夜景玄还处在南宫绝吼他的那一声中久久不能自拔,突的又被表扬了,迷茫的不知道说什么好。
正在这时,正与类人猿大战的轩辕泽不爽了,眼看着自己在生死边沿徘徊,这两人居然还有闲情卿卿我我,真是气得他热血沸腾,只得一手扣住类人猿的脖子,一手拼命的拔类人猿的毛发以泻心头之恨。
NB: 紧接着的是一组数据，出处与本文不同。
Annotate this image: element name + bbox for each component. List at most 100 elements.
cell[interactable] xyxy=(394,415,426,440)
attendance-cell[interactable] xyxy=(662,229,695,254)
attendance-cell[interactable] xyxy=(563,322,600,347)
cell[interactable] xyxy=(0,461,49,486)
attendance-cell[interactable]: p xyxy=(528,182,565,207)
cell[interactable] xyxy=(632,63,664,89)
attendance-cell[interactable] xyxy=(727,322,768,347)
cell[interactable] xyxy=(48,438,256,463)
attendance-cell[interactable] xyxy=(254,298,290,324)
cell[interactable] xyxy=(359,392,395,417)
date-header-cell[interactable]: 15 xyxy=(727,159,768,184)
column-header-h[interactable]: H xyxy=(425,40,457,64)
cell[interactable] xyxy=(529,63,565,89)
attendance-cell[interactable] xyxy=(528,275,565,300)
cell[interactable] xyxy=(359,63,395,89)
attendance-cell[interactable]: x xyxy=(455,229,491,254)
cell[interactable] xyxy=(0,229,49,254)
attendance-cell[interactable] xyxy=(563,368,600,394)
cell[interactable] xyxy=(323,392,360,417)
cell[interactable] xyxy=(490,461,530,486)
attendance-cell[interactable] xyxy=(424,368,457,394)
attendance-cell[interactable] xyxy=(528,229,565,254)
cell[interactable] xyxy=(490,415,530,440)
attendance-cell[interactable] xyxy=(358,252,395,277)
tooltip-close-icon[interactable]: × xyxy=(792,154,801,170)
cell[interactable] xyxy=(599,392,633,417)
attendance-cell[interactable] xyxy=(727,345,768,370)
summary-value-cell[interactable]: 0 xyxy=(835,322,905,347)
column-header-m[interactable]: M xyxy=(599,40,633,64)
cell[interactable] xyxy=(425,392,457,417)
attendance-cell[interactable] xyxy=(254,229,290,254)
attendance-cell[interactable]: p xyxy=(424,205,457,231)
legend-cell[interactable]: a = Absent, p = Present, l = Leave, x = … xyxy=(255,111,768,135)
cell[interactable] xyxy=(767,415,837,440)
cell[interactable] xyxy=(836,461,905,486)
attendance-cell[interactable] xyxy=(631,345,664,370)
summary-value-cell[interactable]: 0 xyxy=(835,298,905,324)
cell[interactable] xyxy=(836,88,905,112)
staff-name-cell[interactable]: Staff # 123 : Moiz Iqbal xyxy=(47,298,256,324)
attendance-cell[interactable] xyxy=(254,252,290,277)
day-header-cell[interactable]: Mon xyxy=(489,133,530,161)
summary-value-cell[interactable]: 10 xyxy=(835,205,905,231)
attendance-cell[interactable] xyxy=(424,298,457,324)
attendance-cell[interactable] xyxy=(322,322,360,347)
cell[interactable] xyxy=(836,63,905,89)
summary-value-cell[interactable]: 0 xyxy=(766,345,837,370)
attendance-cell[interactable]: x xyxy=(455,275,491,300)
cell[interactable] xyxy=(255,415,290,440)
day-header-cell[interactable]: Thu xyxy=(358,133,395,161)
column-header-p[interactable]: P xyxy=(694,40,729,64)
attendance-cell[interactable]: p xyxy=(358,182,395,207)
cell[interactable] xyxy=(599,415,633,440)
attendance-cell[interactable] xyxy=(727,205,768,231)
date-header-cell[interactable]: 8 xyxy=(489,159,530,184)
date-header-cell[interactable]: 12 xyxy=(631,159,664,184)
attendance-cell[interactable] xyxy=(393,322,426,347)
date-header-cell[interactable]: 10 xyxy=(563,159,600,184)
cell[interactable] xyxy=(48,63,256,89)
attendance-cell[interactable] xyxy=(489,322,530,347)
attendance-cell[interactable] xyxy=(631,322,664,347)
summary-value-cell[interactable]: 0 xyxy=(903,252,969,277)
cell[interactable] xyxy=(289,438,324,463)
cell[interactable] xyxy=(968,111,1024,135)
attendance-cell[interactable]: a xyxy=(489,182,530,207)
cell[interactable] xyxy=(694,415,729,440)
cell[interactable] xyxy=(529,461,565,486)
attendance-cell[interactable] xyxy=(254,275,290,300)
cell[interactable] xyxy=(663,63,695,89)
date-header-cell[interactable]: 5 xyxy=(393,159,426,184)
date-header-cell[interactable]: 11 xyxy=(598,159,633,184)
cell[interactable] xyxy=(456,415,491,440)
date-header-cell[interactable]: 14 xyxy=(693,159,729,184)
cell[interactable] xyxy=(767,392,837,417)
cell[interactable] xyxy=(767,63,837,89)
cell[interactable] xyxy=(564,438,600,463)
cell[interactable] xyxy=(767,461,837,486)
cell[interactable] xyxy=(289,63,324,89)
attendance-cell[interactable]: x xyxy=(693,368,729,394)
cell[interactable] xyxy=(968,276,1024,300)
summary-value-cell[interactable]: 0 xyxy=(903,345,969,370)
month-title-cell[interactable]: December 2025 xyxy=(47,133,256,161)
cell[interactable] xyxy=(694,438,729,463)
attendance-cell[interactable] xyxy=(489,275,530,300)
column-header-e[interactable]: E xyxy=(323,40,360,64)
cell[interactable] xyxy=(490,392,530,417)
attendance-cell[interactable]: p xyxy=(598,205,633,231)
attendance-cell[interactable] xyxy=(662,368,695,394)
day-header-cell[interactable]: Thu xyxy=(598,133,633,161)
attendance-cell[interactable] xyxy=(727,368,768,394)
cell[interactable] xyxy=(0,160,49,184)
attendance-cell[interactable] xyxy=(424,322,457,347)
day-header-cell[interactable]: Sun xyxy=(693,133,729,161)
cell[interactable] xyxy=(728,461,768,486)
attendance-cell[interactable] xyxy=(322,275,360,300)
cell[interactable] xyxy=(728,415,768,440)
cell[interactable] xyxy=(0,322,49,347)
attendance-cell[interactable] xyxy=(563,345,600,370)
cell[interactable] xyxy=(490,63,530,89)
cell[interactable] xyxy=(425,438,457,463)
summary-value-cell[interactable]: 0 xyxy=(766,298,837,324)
类人猿脖子周围的毛发几乎被轩辕泽拔了个干净,终于忍无可忍,狂躁的在原地跳动,震得轩辕泽加胆水都要吐出来了。
南宫绝适时拔出那插在类人猿脖子上的瑞士刀,施内力‘噗‘的一声,刺入了最后那只类人猿的脖子。
鲜血同样也溅了轩辕泽一头一脸。
“喂喂喂……你杀人之前,能不能通知一声?”轩辕泽不满的大叫了起来。
将类人猿的尸体放倒,又重新拔出那把他赠与南宫绝的瑞士刀,抛到她的手里。
南宫绝挑眉看了他一眼,指着地下那畜牲道:“它不是人!”
轩辕泽龇牙咧嘴的在她背后舞了好半天,却想不出半个反驳的词来,该死的南宫绝,不仅是个冷血动物,还是个毒舌,她不说话则已,一说话就要将人咽得说不出话。
三人看着被杀灭的五只巨型类人猿,林子里充斥着浓重的血腥味。
夜景玄轻揽住南宫绝,使她依靠在自己的胸口,方才那两下,南宫绝铁定被伤得不轻,只怕又要调养数日了。
他心疼的为她抹去满脸的血迹,轻道:“我不会放过秦衍!”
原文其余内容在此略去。